Search code examples
pythonfileapache-sparkpysparkrdd

get filename and file modification/creation time as (key, value) pair into RDD using pyspark


I have folders with many many files (e.g. over 100k), some files small (less than 1kb) and some files big (e.g. several MBs).

I would like to use pyspark and scan all the files under these folders, e.g. "C:\Xiang". The file names are, for example, Folder 1:

C:\Xiang\fold1\filename1.txt
C:\Xiang\fold1\filename2.txt
C:\Xiang\fold1\filename3.txt
C:\Xiang\fold1\filename1_.meta.txt
C:\Xiang\fold1\filename2_.meta.txt
...

"fold2", "fold3", ... have similarly structure.
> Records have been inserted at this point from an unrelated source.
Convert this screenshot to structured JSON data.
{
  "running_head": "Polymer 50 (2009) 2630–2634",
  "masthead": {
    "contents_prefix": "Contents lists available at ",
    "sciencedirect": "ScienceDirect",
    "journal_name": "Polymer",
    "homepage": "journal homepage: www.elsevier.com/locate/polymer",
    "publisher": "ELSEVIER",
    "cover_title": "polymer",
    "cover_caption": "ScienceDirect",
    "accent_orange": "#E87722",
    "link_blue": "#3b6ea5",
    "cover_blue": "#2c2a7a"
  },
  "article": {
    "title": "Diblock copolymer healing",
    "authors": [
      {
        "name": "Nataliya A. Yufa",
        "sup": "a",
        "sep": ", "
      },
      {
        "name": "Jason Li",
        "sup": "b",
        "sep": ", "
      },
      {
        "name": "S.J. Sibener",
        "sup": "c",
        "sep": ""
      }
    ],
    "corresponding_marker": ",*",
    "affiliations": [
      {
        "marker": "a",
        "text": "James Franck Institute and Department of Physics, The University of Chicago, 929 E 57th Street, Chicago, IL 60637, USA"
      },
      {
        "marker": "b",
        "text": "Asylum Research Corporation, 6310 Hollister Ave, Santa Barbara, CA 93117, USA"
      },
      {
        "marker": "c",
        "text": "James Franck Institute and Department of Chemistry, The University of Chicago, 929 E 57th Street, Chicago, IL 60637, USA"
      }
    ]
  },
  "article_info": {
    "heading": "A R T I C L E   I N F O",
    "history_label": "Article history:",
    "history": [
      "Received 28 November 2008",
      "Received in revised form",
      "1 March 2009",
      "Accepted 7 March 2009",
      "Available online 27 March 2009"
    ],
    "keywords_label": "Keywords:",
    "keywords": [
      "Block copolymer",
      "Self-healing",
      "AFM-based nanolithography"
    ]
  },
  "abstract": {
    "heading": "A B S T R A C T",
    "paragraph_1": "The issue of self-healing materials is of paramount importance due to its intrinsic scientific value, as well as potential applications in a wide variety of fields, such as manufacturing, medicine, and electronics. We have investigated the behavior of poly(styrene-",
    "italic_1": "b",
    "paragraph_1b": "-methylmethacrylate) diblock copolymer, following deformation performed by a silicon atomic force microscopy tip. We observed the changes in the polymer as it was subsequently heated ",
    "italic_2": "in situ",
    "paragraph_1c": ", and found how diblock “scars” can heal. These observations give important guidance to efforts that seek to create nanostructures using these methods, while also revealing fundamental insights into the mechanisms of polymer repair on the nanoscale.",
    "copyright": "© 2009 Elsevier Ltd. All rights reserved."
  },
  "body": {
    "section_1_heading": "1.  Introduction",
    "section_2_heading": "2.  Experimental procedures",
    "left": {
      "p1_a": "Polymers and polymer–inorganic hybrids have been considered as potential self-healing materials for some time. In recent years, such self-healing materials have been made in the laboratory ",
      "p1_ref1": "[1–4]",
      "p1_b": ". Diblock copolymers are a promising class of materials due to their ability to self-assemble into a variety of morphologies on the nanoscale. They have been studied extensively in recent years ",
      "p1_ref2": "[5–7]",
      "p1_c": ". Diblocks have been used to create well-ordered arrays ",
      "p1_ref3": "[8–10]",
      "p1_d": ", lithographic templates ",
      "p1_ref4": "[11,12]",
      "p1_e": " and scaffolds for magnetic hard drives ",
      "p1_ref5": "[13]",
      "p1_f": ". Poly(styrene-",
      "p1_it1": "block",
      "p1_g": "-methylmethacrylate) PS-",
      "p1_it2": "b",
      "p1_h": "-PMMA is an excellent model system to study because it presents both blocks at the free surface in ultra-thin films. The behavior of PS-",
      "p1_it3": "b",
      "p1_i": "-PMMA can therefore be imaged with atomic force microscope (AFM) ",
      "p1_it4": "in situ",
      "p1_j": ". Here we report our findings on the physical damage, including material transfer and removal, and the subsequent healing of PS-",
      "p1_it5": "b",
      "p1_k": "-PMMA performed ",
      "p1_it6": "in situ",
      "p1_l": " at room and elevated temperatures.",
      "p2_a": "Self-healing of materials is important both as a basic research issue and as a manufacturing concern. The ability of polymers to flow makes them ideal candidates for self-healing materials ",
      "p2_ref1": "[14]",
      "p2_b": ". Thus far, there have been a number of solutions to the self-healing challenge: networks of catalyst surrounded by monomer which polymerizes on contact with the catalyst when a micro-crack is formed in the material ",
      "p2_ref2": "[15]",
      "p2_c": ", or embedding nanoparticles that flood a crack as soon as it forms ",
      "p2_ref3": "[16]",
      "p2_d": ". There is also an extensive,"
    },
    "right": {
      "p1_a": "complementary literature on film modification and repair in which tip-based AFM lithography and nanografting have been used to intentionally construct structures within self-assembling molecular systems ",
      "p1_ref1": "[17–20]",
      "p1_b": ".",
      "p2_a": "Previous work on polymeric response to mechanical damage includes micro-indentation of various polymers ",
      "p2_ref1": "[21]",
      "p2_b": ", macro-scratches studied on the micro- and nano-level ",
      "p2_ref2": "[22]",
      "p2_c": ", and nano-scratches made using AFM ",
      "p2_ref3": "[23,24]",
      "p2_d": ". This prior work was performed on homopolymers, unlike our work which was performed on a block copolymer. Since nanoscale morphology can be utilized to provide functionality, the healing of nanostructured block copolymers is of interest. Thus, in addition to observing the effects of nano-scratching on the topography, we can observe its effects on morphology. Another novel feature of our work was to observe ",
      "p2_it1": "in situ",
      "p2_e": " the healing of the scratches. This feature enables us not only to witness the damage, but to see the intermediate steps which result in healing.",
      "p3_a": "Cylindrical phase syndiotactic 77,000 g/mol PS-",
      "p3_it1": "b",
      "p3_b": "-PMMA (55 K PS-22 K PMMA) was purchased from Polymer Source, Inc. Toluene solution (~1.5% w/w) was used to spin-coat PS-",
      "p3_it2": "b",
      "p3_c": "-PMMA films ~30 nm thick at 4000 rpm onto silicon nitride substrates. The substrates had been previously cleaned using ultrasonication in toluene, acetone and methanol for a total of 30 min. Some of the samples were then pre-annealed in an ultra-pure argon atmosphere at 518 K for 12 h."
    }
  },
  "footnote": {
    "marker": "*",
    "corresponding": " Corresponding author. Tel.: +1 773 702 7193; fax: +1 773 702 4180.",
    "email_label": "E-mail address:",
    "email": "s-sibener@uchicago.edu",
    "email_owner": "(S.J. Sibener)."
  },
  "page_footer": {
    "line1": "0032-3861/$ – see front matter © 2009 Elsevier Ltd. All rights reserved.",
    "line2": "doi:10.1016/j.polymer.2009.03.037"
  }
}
I would like to scan all the files under these folders and get the modification time of each file. Ideally, it can be saved into a RDD, with pair as (key, value) with key the filename (e.g. C:\Xiang\filename1.txt) and value the modification time (e.g. 2020-12-16 13:40). So that I could perform further operation on these files, e.g. filter by the modification time and open the selected files. ...

Any idea?


Solution

  • Use pathlib to get the last modified time and map onto your rdd of file names:

    import os
    import pathlib
    
    rdd = sc.parallelize(os.listdir("C:\Xiang"))  # try slash if backslash doesn't work
    rdd2 = rdd.keyBy(lambda x: x).map(lambda f: (f[0], pathlib.Path(f[1]).stat().st_mtime))